Editorial du « Monde ».
Le théoricien de la communication canadien Marshall
McLuhan affirmait que la nature du messager importait plus que le contenu du
message lui-même. Ces dernières années, les messagers n’ont pas manqué pour
alerter sur l’urgence de la lutte contre le changement climatique. Avec le
succès relatif que l’on sait : la prise de conscience a fini par se faire,
mais sans que les actes suivent à la même vitesse. Le fait que la Banque
centrale européenne (BCE) s’empare à son tour du sujet donne au message une
nouvelle dimension.
L’institution s’est livrée, mercredi
22 septembre, à un exercice inédit en publiant les résultats de différents
scénarios pour mesurer l’impact du changement climatique sur l’économie
européenne. Régulièrement, la BCE teste des hypothèses de crise financière afin
d’évaluer la capacité de résistance du secteur bancaire. L’idée de ces
« stress tests » consiste à envisager le pire pour mieux le prévenir.
L’initiative d’intégrer l’environnement dans les facteurs de risques qui pèsent
sur l’économie constitue une nouvelle étape dans la prise de conscience des
enjeux climatiques.
Alors que les catastrophes naturelles se multiplient,
la BCE veut attirer l’attention sur le coût économique de l’inaction.
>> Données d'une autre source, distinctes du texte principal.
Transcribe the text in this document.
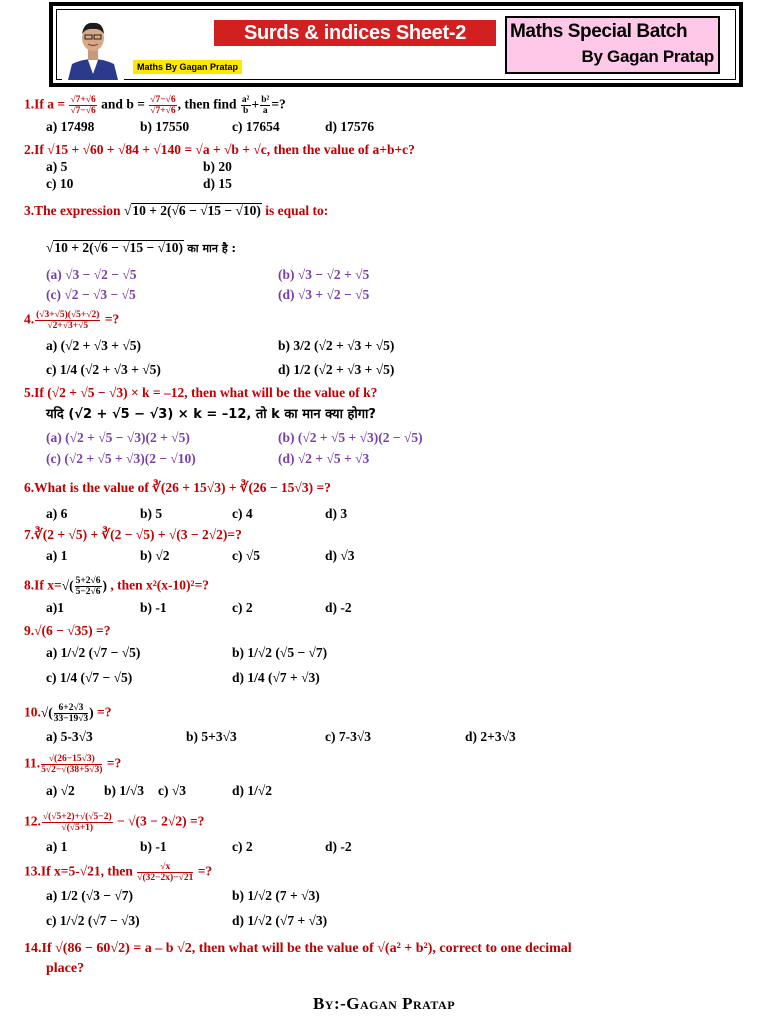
Surds & indices Sheet-2
Maths By Gagan Pratap
Maths Special Batch
By Gagan Pratap
1.If $a = \frac{√7+√6}{√7-√6}$ and $b = \frac{√7-√6}{√7+√6}$ , then find $\frac{\text{a²}}{b} + \frac{\text{b²}}{a}$ =?
a) 17498	b) 17550	c) 17654	d) 17576
2.If √15 + √60 + √84 + √140 = √a + √b + √c, then the value of a+b+c?
a) 5	b) 20
c) 10	d) 15
3.The expression √10 + 2(√6 − √15 − √10) is equal to:
√10 + 2(√6 − √15 − √10) का मान है :
(a) √3 − √2 − √5	(b) √3 − √2 + √5
(c) √2 − √3 − √5	(d) √3 + √2 − √5
4. $\frac{(√3+√5)(√5+√2)}{√2+√3+√5}$ =?
a) (√2 + √3 + √5)	b) 3/2 (√2 + √3 + √5)
c) 1/4 (√2 + √3 + √5)	d) 1/2 (√2 + √3 + √5)
5.If (√2 + √5 − √3) × k = –12, then what will be the value of k?
यदि (√2 + √5 − √3) × k = –12, तो k का मान क्या होगा?
(a) (√2 + √5 − √3)(2 + √5)	(b) (√2 + √5 + √3)(2 − √5)
(c) (√2 + √5 + √3)(2 − √10)	(d) √2 + √5 + √3
6.What is the value of ∛(26 + 15√3) + ∛(26 − 15√3) =?
a) 6	b) 5	c) 4	d) 3
7.∛(2 + √5) + ∛(2 − √5) + √(3 − 2√2)=?
a) 1	b) √2	c) √5	d) √3
8.If $x=√( \frac{5+2√6}{5-2√6}$ ) , then x²(x-10)²=?
a)1	b) -1	c) 2	d) -2
9.√(6 − √35) =?
a) 1/√2 (√7 − √5)	b) 1/√2 (√5 − √7)
c) 1/4 (√7 − √5)	d) 1/4 (√7 + √3)
$10.√( \frac{6+2√3}{33-19√3}$ ) =?
a) 5-3√3	b) 5+3√3	c) 7-3√3	d) 2+3√3
11. $\frac{√(26-15√3)}{5√2-√(38+5√3)}$ =?
a) √2 b) 1/√3 c) √3	d) 1/√2
12. $\frac{√(√5+2)+√(√5-2)}{√(√5+1)} - √(3 - 2√2)$ =?
a) 1	b) -1	c) 2	d) -2
13.If x=5-√21, then $\frac{√x}{√(32-2x)-√21}$ =?
a) 1/2 (√3 − √7)	b) 1/√2 (7 + √3)
c) 1/√2 (√7 − √3)	d) 1/√2 (√7 + √3)
14.If √(86 − 60√2) = a – b √2, then what will be the value of √(a² + b²), correct to one decimal
place?
By:-Gagan Pratap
L’absence
de mesures ordonnées pour décarboner l’économie pourrait amputer le PIB de
l’Union européenne de 10 % d’ici à 2100, estime l’institution. La banque
centrale évoque notamment une explosion des défauts sur les prêts accordés aux
projets les plus exposés au risque climatique. Continuer à les financer alors
que les réglementations en faveur de l’environnement vont rapidement les rendre
obsolètes devient un aléa qui doit être pris en compte.
Réglementation laxiste
Cette alerte n’a rien de théorique. Malgré les
discours rassurants des acteurs de la finance sur leur volonté de participer à
la décarbonation de l’économie, la réalité est moins idyllique. L’exemple de la
multiplication des forages pétroliers et gaziers dans le Grand Nord est
édifiant. Grâce à des règles à géométrie variable, les établissements
financiers parviennent à contourner les contraintes censées protéger
l’Arctique, une région qui contribue à réguler le climat de la planète. Un
rapport publié, le 23 septembre, par l’ONG Reclaim Finance montre que les
projets pétroliers et gaziers continuent de prospérer grâce à des financements
toujours aussi abondants.
Les énergies fossiles sont responsables de 80 %
des émissions mondiales de CO2, première cause du réchauffement. La
finance constitue un levier essentiel pour contenir le phénomène. Or la
réglementation actuelle reste laxiste, en accordant trop facilement des
soutiens bancaires à des projets qui ne font que retarder l’atteinte des
objectifs de l’accord de Paris.
Si le travail de la BCE va dans la bonne direction,
l’institution ne doit pas se contenter d’être un lanceur d’alerte, mais elle
doit aussi jouer son rôle de régulateur. Elle est déjà prête à devenir plus
sélective dans ses rachats d’actifs selon des critères climatiques.
L’efficacité de la mesure dépendra du calendrier d’application, qui doit être
fixé en 2022.
L’institution pourrait aussi obliger les banques à
provisionner davantage de capitaux pour tenir compte du risque climatique.
Enfin, la création d’une structure de défaisance pourrait être envisagée afin
d’aider les établissements financiers à se débarrasser des actifs les plus
toxiques. Poursuivre au même rythme l’extraction des énergies fossiles est
suicidaire sur le plan environnemental, il faut maintenant prendre conscience
que cela devient aussi irresponsable du point de vue économique.